The Historic Buena Vista Café
While the Buena Vista Café is known for many things, its most famous achievement is introducing Irish coffee to America. It was a November night in 1952 when the owner of the café challenged a Pulitzer Prize-winning international travel writer to help him duplicate the Irish coffee served in Ireland’s Shannon Airport.
After much trial and error — and a visit to the Shannon Airport — they were almost successful. However, they couldn’t get the last piece of the puzzle right. The cream simply wouldn’t float on top of the coffee as it did in the original. They didn’t give up. They went to the mayor of San Francisco, who also owned a dairy, for advice. They learned that cream aged 48 hours was far more likely to float. A legend was born.
The Café hasn’t changed much since its early days, and neither has the recipe for Irish coffee. Today, many bars and restaurants serve this marvelous hot beverage, made possible by the persistence of the Buena Vista Café.
Making an Irish Coffee
Though nothing compares to a genuine Buena Vista Café Irish coffee, you can have a lot of fun trying to duplicate the recipe at home.
- Preheat your glass by filling it with hot water, then emptying it.
- Fill ¾ of the glass with high-quality hot coffee.
- Add two cocktail sugar cubes.
- Stir the coffee until all of the sugar has dissolved.
- Add 1½ ounces of Irish whiskey.
- Using a spoon, gently pour lightly whipped cream over the top.
Come for the Irish coffee; stay for the delicious food! Some of the most popular menu items include Eggs Blackstone and the Dungeness Crab Omelet, or one of the high-quality 100 percent Angus Beef burgers and steaks. Don’t forget to order traditional bread pudding for dessert.
No matter where you are in San Francisco, getting to the Buena Vista Café is simple. The most common method is to take a cable car. Any of the Powell and Hyde Street cars going in the direction of Fisherman’s Wharf will bring you to the Café’s entrance at the corner of Hyde Street and Beach Street.
Muni offers several other options to reach the Buena Vista Café. Any of the following lines will get you there:
- F-Market and Wharves
- 47-Van Ness
- 49-Van Ness/Mission
If you are walking from Fisherman’s Wharf, you will find the Café just above Aquatic Park. Walk along Jefferson Street towards the Golden Gate Bridge. Turn left on Hyde Street. You will find the Café on the corner of Hyde Street and Beach Street.
If walking isn’t an option, Lyft drivers are available to pick you up anytime, anywhere.
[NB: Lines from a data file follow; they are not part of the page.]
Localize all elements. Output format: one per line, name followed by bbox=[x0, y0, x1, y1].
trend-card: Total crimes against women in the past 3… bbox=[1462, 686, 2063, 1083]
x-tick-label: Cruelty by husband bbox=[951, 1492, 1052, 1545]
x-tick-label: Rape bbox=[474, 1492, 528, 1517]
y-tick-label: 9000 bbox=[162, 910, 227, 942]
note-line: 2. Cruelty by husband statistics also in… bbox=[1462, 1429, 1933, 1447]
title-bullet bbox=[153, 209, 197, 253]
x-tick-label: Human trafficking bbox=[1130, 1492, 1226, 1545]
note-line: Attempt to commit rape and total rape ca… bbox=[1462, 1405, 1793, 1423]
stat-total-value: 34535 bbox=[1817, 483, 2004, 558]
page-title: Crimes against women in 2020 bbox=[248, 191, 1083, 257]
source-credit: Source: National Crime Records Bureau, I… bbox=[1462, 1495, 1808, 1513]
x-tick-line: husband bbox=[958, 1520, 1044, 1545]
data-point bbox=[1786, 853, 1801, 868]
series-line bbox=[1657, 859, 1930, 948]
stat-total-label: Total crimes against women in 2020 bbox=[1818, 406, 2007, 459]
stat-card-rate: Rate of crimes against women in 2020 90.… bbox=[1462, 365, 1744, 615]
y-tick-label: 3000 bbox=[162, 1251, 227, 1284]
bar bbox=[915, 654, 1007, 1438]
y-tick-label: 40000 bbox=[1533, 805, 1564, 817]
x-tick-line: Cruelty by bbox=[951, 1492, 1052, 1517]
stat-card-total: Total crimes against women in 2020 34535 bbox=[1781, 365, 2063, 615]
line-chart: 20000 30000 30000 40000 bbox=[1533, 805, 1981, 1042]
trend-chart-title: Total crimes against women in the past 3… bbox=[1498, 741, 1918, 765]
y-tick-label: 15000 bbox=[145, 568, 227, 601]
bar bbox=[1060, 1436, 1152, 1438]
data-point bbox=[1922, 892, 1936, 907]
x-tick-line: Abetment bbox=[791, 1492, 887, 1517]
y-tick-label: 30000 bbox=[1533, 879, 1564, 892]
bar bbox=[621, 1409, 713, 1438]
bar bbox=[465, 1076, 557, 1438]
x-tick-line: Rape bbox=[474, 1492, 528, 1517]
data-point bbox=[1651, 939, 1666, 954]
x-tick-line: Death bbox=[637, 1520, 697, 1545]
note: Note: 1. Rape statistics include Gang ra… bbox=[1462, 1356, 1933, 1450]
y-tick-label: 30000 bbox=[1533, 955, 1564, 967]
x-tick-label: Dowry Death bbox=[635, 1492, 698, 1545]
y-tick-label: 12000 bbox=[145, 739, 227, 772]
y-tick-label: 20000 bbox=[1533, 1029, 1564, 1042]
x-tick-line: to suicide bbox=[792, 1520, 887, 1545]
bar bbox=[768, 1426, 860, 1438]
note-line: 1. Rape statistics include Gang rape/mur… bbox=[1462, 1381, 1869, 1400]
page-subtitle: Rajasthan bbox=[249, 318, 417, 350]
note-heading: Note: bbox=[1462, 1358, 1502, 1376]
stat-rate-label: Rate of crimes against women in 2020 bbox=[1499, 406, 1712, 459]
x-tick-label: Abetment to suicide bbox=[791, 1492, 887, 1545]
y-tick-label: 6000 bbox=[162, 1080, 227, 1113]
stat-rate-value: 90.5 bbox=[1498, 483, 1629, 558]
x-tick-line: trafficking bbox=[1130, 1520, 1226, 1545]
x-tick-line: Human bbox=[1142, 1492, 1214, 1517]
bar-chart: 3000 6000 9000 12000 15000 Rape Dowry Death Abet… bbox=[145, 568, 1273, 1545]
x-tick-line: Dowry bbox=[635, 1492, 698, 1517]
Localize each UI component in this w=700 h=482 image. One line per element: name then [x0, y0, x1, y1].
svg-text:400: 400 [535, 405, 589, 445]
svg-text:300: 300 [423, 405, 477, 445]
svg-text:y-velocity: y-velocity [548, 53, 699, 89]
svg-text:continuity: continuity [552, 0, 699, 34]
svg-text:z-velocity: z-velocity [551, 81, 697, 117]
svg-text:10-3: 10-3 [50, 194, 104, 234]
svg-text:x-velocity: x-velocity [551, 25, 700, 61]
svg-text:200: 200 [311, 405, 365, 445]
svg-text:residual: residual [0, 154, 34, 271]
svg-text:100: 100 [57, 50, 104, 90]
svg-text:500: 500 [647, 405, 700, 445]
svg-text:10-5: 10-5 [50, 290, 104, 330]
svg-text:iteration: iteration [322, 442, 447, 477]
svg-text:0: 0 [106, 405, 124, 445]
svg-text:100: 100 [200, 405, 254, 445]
Download the Lyft app to get started.
The Buena Vista Café is just a short walk from Fisherman’s Wharf, which boasts a wide variety of exciting activities. There is something to match every interest, including these popular attractions:
The Musee Mecanique has the largest privately owned collection of coin-operated antique video game machines and musical instruments, and it costs nothing to walk inside. You can play some of the games for just a penny, though some cost as much as a dollar. A visit to this museum is fun for everyone, from video game novices to vintage video game connoisseurs.
Maritime Research Center
If you have ever dreamed of sailing the seven seas or you have a fascination with the rich maritime history of San Francisco, the Maritime Museum at the Maritime Research Center is for you. Step back in time with the collection of 6,000 historical archaeology artifacts, 500,000 photographs and 600 oral histories that examine every detail of life on the ocean.
Don’t leave Fisherman’s Wharf without a visit to Skygate, the outdoor sculpture by artist Roger Barr. This piece was the first of a series of public art pieces on San Francisco’s Embarcadero.